The Great Storm, Galveston
“I should as soon think of founding a city on an iceberg as on Galveston Island, if I looked to its safety and perpetuity.”
Before the deadliest storm in US history left low-lying Galveston flattened and in shock, it was a prosperous town. Forty thousand people called it home and a steady stream of cotton steamers created a reliable source of income. The town was littered with mansions, symbolic of the immense wealth being accumulated here; before the storm there were 26 millionaires living within a five block radius. Trolleys carried those too lazy, rich or old to walk about town. At the end of the 19th century, it was the most important seaport in the USA and it seemed nothing could hold it back.
Except the weather had other ideas. After a calm, sunny week, as evening turned into the night of Friday 7th September 1900 the winds began to pick up. Rain lashed the two-storey homes that lined the Strand and weather observers looked on anxiously. Forecasting was in its infancy in those days, but even then the rudimentary instruments told a frightening story. Wind speeds were increasing, reaching 100mph that night, before the equipment blew away. Some meteorologists think the wind speeds could have reached as much as 145mph at their peak. The barometric pressure was the lowest ever recorded up to that point in US history.
By 4am, the sea had surged inland, flooding the town’s streets. A four and a half metre storm surge was more than the island could cope with, the highest ground being being little more than half that. The heavy swell continued to be a concern as day broke. By noon, much of the island was underwater, but there was worse to come. Strengthening winds battered the feeble housing. Debris flew around in the wind acting as missiles against any building still standing.
One observer was sheltering in a house that had withstood such an attack for several hours. He noted that a man trying to reach that same home had his faced sliced clean off by a flying roof slate. It must have been a terrifying time for those who were to become the survivors, that thud of wave-driven timbers on the walls like a mediaeval battering ram on a wooden castle door.
At least 6000 would never know such lasting fear. Whole families were wiped out, making a confirmed death toll impossible to ascertain, but it’s generally agreed that the figure is a conservative estimate of the final death toll.

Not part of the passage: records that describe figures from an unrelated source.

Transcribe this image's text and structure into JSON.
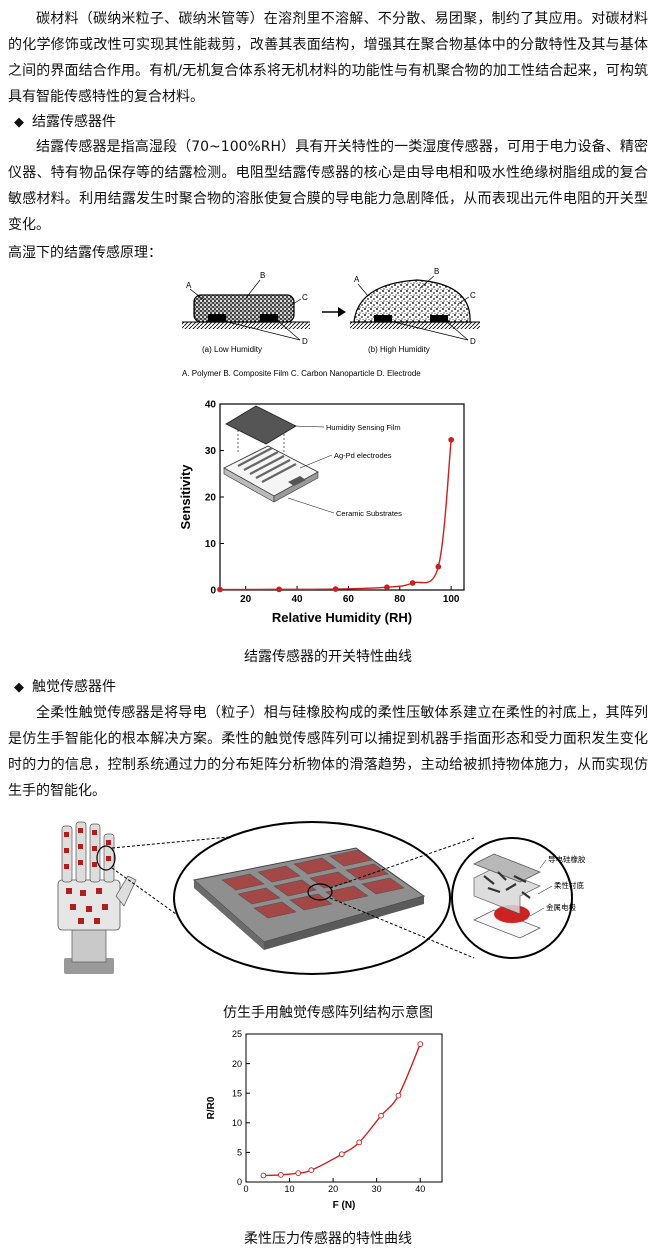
{
  "section1": {
    "paragraph": "碳材料（碳纳米粒子、碳纳米管等）在溶剂里不溶解、不分散、易团聚，制约了其应用。对碳材料的化学修饰或改性可实现其性能裁剪，改善其表面结构，增强其在聚合物基体中的分散特性及其与基体之间的界面结合作用。有机/无机复合体系将无机材料的功能性与有机聚合物的加工性结合起来，可构筑具有智能传感特性的复合材料。"
  },
  "section2": {
    "bullet": "◆",
    "heading": "结露传感器件",
    "paragraph": "结露传感器是指高湿段（70~100%RH）具有开关特性的一类湿度传感器，可用于电力设备、精密仪器、特有物品保存等的结露检测。电阻型结露传感器的核心是由导电相和吸水性绝缘树脂组成的复合敏感材料。利用结露发生时聚合物的溶胀使复合膜的导电能力急剧降低，从而表现出元件电阻的开关型变化。",
    "principle_label": "高湿下的结露传感原理：",
    "figure1": {
      "label_a": "A",
      "label_b": "B",
      "label_c": "C",
      "label_d": "D",
      "panel_a": "(a)  Low Humidity",
      "panel_b": "(b)  High Humidity",
      "legend": "A. Polymer  B. Composite Film  C. Carbon  Nanoparticle  D. Electrode"
    },
    "figure2": {
      "inset_film": "Humidity Sensing Film",
      "inset_electrodes": "Ag-Pd electrodes",
      "inset_substrate": "Ceramic Substrates",
      "caption": "结露传感器的开关特性曲线"
    }
  },
  "section3": {
    "bullet": "◆",
    "heading": "触觉传感器件",
    "paragraph": "全柔性触觉传感器是将导电（粒子）相与硅橡胶构成的柔性压敏体系建立在柔性的衬底上，其阵列是仿生手智能化的根本解决方案。柔性的触觉传感阵列可以捕捉到机器手指面形态和受力面积发生变化时的力的信息，控制系统通过力的分布矩阵分析物体的滑落趋势，主动给被抓持物体施力，从而实现仿生手的智能化。",
    "figure3": {
      "label_rubber": "导电硅橡胶",
      "label_substrate": "柔性衬底",
      "label_electrode": "金属电极",
      "caption": "仿生手用触觉传感阵列结构示意图"
    },
    "figure4": {
      "caption": "柔性压力传感器的特性曲线"
    }
  },
  "chart_data": [
    {
      "type": "line",
      "xlabel": "Relative Humidity (RH)",
      "ylabel": "Sensitivity",
      "xlim": [
        10,
        105
      ],
      "ylim": [
        0,
        40
      ],
      "xticks": [
        20,
        40,
        60,
        80,
        100
      ],
      "yticks": [
        0,
        10,
        20,
        30,
        40
      ],
      "x": [
        10,
        33,
        55,
        75,
        85,
        95,
        100
      ],
      "y": [
        0.1,
        0.15,
        0.2,
        0.6,
        1.5,
        5.0,
        32.3
      ],
      "color": "#cc1f1f"
    },
    {
      "type": "line",
      "xlabel": "F (N)",
      "ylabel": "R/R0",
      "xlim": [
        0,
        45
      ],
      "ylim": [
        0,
        25
      ],
      "xticks": [
        0,
        10,
        20,
        30,
        40
      ],
      "yticks": [
        0,
        5,
        10,
        15,
        20,
        25
      ],
      "x": [
        4,
        8,
        12,
        15,
        22,
        26,
        31,
        35,
        40
      ],
      "y": [
        1.1,
        1.2,
        1.5,
        2.0,
        4.7,
        6.7,
        11.2,
        14.6,
        23.3
      ],
      "color": "#cc1f1f"
    }
  ]
}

As Sunday morning dawned, the skies had cleared and the storm had passed. What was left was unrecognisable. Much of the island was completely flattened, the powerful waves scouring the landscape and leaving it in places as pristine as when the first settlers had laid out their street plan. A few blocks further along, huge mounds of debris concealed the bodies of the dead. Here and there, properties listed at angles more commonly associated with earthquake damage; a few had been turned completely upside down. From 9th Street east towards the beach, block after block no longer existed.

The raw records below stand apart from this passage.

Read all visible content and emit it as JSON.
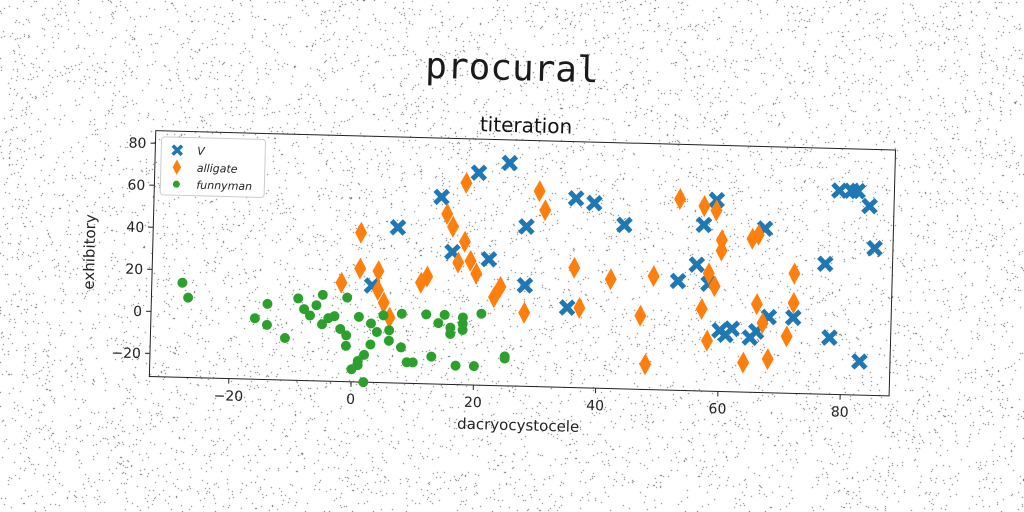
{
  "suptitle": "procural",
  "chart_data": {
    "type": "scatter",
    "title": "titeration",
    "xlabel": "dacryocystocele",
    "ylabel": "exhibitory",
    "xlim": [
      -33,
      88
    ],
    "ylim": [
      -31,
      86
    ],
    "xticks": [
      -20,
      0,
      20,
      40,
      60,
      80
    ],
    "yticks": [
      -20,
      0,
      20,
      40,
      60,
      80
    ],
    "legend": {
      "placement": "top-left"
    },
    "grid": false,
    "series": [
      {
        "name": "V",
        "marker": "x",
        "color": "#1f77b4",
        "points": [
          [
            3,
            15
          ],
          [
            7,
            43
          ],
          [
            14,
            58
          ],
          [
            16,
            32
          ],
          [
            20,
            70
          ],
          [
            22,
            29
          ],
          [
            25,
            75
          ],
          [
            28,
            45
          ],
          [
            28,
            17
          ],
          [
            35,
            7
          ],
          [
            36,
            59
          ],
          [
            39,
            57
          ],
          [
            44,
            47
          ],
          [
            53,
            21
          ],
          [
            56,
            29
          ],
          [
            57,
            48
          ],
          [
            58,
            20
          ],
          [
            59,
            60
          ],
          [
            60,
            -2
          ],
          [
            61,
            -4
          ],
          [
            62,
            -1
          ],
          [
            65,
            -5
          ],
          [
            66,
            -2
          ],
          [
            67,
            47
          ],
          [
            68,
            5
          ],
          [
            72,
            5
          ],
          [
            77,
            31
          ],
          [
            78,
            -4
          ],
          [
            79,
            66
          ],
          [
            81,
            66
          ],
          [
            82,
            66
          ],
          [
            84,
            59
          ],
          [
            83,
            -15
          ],
          [
            85,
            39
          ]
        ]
      },
      {
        "name": "alligate",
        "marker": "d",
        "color": "#ff7f0e",
        "points": [
          [
            -2,
            16
          ],
          [
            1,
            40
          ],
          [
            1,
            23
          ],
          [
            4,
            22
          ],
          [
            4,
            13
          ],
          [
            5,
            7
          ],
          [
            6,
            0
          ],
          [
            11,
            17
          ],
          [
            12,
            20
          ],
          [
            15,
            50
          ],
          [
            16,
            44
          ],
          [
            17,
            27
          ],
          [
            18,
            65
          ],
          [
            18,
            37
          ],
          [
            19,
            28
          ],
          [
            20,
            22
          ],
          [
            23,
            11
          ],
          [
            24,
            16
          ],
          [
            28,
            4
          ],
          [
            30,
            62
          ],
          [
            31,
            53
          ],
          [
            36,
            26
          ],
          [
            37,
            7
          ],
          [
            42,
            21
          ],
          [
            47,
            4
          ],
          [
            48,
            -19
          ],
          [
            49,
            23
          ],
          [
            53,
            60
          ],
          [
            57,
            57
          ],
          [
            57,
            8
          ],
          [
            58,
            25
          ],
          [
            59,
            55
          ],
          [
            59,
            19
          ],
          [
            60,
            41
          ],
          [
            60,
            36
          ],
          [
            58,
            -7
          ],
          [
            64,
            -17
          ],
          [
            65,
            42
          ],
          [
            66,
            44
          ],
          [
            66,
            11
          ],
          [
            67,
            2
          ],
          [
            68,
            -15
          ],
          [
            71,
            -4
          ],
          [
            72,
            12
          ],
          [
            72,
            26
          ]
        ]
      },
      {
        "name": "funnyman",
        "marker": "o",
        "color": "#2ca02c",
        "points": [
          [
            -28,
            14
          ],
          [
            -27,
            7
          ],
          [
            -16,
            -2
          ],
          [
            -14,
            -5
          ],
          [
            -14,
            5
          ],
          [
            -11,
            -11
          ],
          [
            -9,
            8
          ],
          [
            -8,
            3
          ],
          [
            -7,
            0
          ],
          [
            -6,
            5
          ],
          [
            -5,
            10
          ],
          [
            -5,
            -4
          ],
          [
            -4,
            -1
          ],
          [
            -3,
            0
          ],
          [
            -2,
            -6
          ],
          [
            -1,
            9
          ],
          [
            -1,
            -9
          ],
          [
            -1,
            -14
          ],
          [
            0,
            -25
          ],
          [
            1,
            -21
          ],
          [
            1,
            -23
          ],
          [
            1,
            0
          ],
          [
            2,
            -18
          ],
          [
            2,
            -31
          ],
          [
            3,
            -13
          ],
          [
            3,
            -3
          ],
          [
            4,
            -7
          ],
          [
            5,
            1
          ],
          [
            6,
            -11
          ],
          [
            6,
            -6
          ],
          [
            8,
            -14
          ],
          [
            8,
            2
          ],
          [
            9,
            -21
          ],
          [
            10,
            -21
          ],
          [
            12,
            2
          ],
          [
            13,
            -18
          ],
          [
            14,
            -2
          ],
          [
            15,
            2
          ],
          [
            16,
            -4
          ],
          [
            16,
            -7
          ],
          [
            17,
            -22
          ],
          [
            18,
            -5
          ],
          [
            18,
            -2
          ],
          [
            18,
            1
          ],
          [
            20,
            -22
          ],
          [
            21,
            3
          ],
          [
            25,
            -17
          ],
          [
            25,
            -18
          ]
        ]
      }
    ]
  }
}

The human cost was appalling. 5000 families were left destitute; it would be days before word reached the Red Cross in Washington and the much-needed aid would arrive. Marshal law was instigated in an attempt to stave off looting. Pilferers were shot. Those in authority also had to deal with the tricky question of burying the dead. With no time in the heat and humidity to dig sufficient graves, rocks were attached to bodies and they were buried at sea. The water that had killed them would be their final resting place.

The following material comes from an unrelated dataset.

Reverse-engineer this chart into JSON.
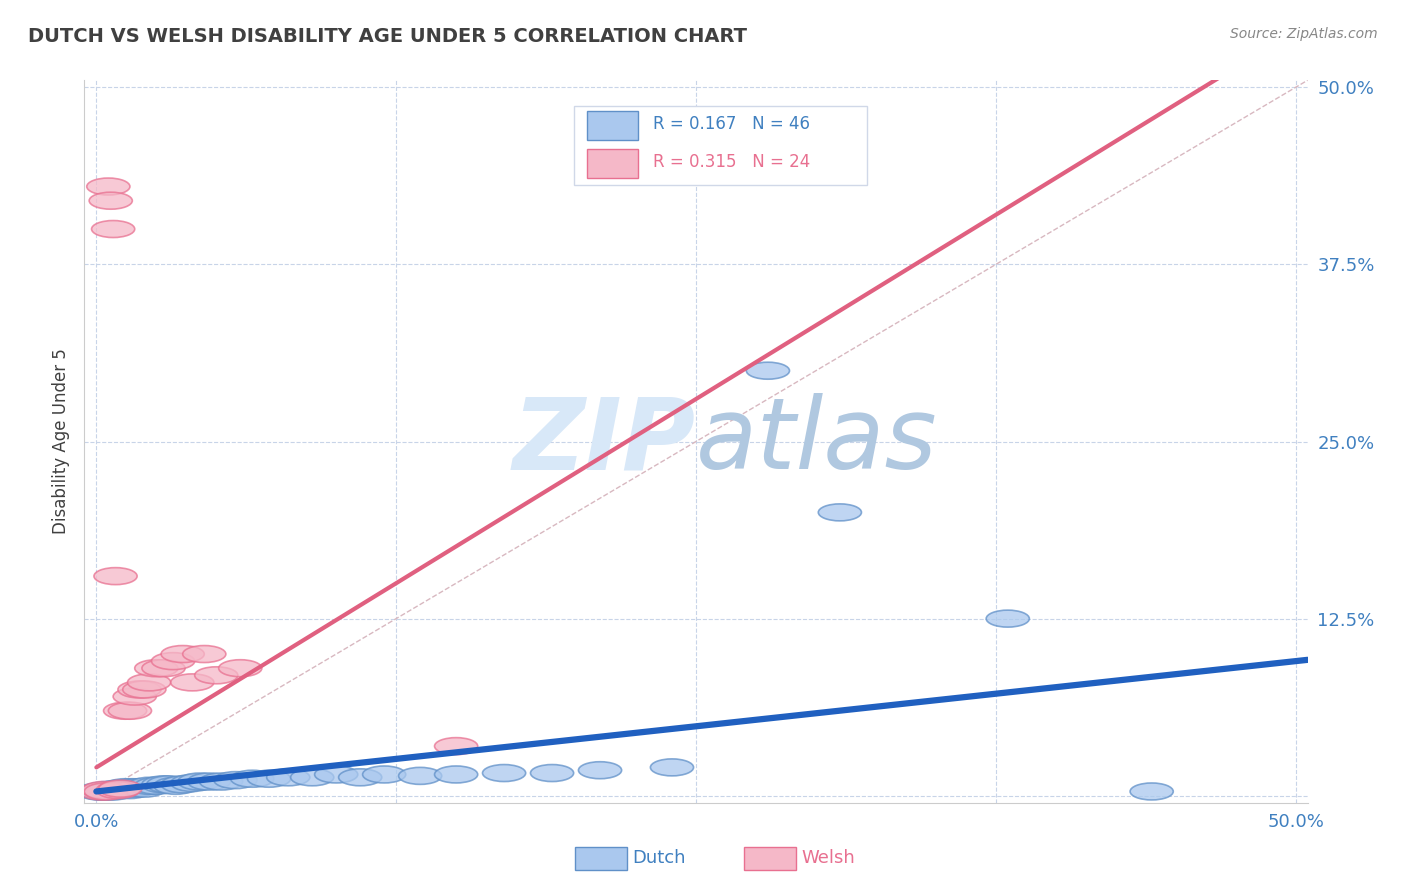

Yet the sea had other ideas, washing bloated and putrid corpses up on the shore day after day. A decision was taken to burn the bodies. Those enduring such a horrendous task were paid in whiskey until they threw up from the disgusting stench. It was a job no one wanted but someone had to do. The risk of disease for the survivors was just too high a price to pay to leave the bodies to rot. As the impact of the disaster sank in, page after page of the newspaper was filled with the names of those who had perished.
But the survivors stayed to resurrect their city. In 1902 a solid sea wall was proposed and within two years the designs had become a reality. Together with the wall, a regrading of the roads was undertaken, raising the level of the streets. 3000 houses would be lifted and sand dredged from the a Gulf of Mexico pumped underneath them so the buildings would sit three metres higher, above the danger level. In future, any incoming wave would be weakened by the increased gradient. The cost of this ambitious engineering project was a staggeringly high $6 million. By 1905, Galveston was ready to take on the elements once more. It didn’t have to wait long. In 1915, a hurricane hit, similar in magnitude to the Great Storm of 1900. The city’s residents held their breath. Would their defences hold?
They would: just eight people died. Galveston had a future, though it would never regain its pre-storm commercial status.